Let’s talk about time management and why we never seem to have enough time.

When you often run out of time, with a never-ending to-do list, it may not be because you are bad at time management or because you need to get better at your job.

If running late, responding to patient and time demands and the stress that goes with this pressure are a concern for you, I can tell you that learning how to be more organised, structure your day better or upskilling with more professional development isn’t likely to make too much of difference.

This is because the problem isn’t the clock or your lack of skills.  The issue is the pattern of beliefs and emotional and physical responding that automatically is activated when caring for someone else.  Let me share an example with you. 

A familiar patient arrives, who, you know from experience, is too complex for their appointment time.  You feel tension between the clock and meeting the patient’s needs.  Doing a good job trumps, because you care and there just aren’t any other services available to do it.  You spend a little extra time with the patient, rationalising with yourself that shortening your break will help you catch up. But of course, this takes a toll on your time and energy resources.

At some level, you know that getting more skills isn’t the answer.  However, when there is a niggling sense that you should be doing more and you need to step up because there are no other options, it is useful to consider whether your habit of running over time is driven by underlying patterns of self-sacrifice. 

Logically, I’m sure you know that you can’t fill the gap of insufficient mental health services, and maybe, you even remind yourself of this.  But what I know is that you can’t always CBT your self out of the pattern of being overly responsible.  This is because being successful in your role, respected by peers, liked by patients, has been driven by long term emotional and bodily imperatives (as well as cognitive rules) of how we need to be when caring for someone else.

When you have the self-sacrifice schema you tend to put other people’s needs before your own most of the time.  Doesn’t sound like a bad thing for a GP to do, but the self-sacrificing schema causes us to ignore and suppress our own feelings and needs.  And if you do this habitually, it leads to a build-up of unexpressed stress and resentment – two key risk factors for burnout.

Healing from the self-sacrifice schema is a necessary, important component for sustainable practices at work.  It involves shifting your source of worth coming from what you do for your others to recognising and valuing your own needs and intrinsic value and prioritising this.  I know that the very thought of this can make some doctors feel uncomfortable! 

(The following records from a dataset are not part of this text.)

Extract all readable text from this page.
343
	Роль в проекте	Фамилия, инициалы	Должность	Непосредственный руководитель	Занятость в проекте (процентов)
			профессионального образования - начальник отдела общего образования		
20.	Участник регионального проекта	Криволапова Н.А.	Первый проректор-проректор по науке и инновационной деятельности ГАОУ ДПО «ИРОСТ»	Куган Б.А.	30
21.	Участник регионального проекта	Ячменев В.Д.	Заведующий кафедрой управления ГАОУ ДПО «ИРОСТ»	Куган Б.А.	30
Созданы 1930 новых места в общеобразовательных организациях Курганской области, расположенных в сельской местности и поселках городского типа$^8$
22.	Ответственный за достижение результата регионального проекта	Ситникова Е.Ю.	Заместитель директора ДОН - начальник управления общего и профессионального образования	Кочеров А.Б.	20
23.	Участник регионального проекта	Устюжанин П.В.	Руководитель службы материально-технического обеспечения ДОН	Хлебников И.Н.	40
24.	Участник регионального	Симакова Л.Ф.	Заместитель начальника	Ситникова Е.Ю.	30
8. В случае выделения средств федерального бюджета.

And, of course that makes sense – health systems often run on health professionals who feel overly responsible and give of themselves to fill the gap. The thing is, liberating yourself from self-sacrificing patterns doesn’t make you selfish, nor does it mean that the health service falls apart. What is does mean is that your practice becomes more sustainable, because your value and nourish your needs. And everyone ultimately benefits from that!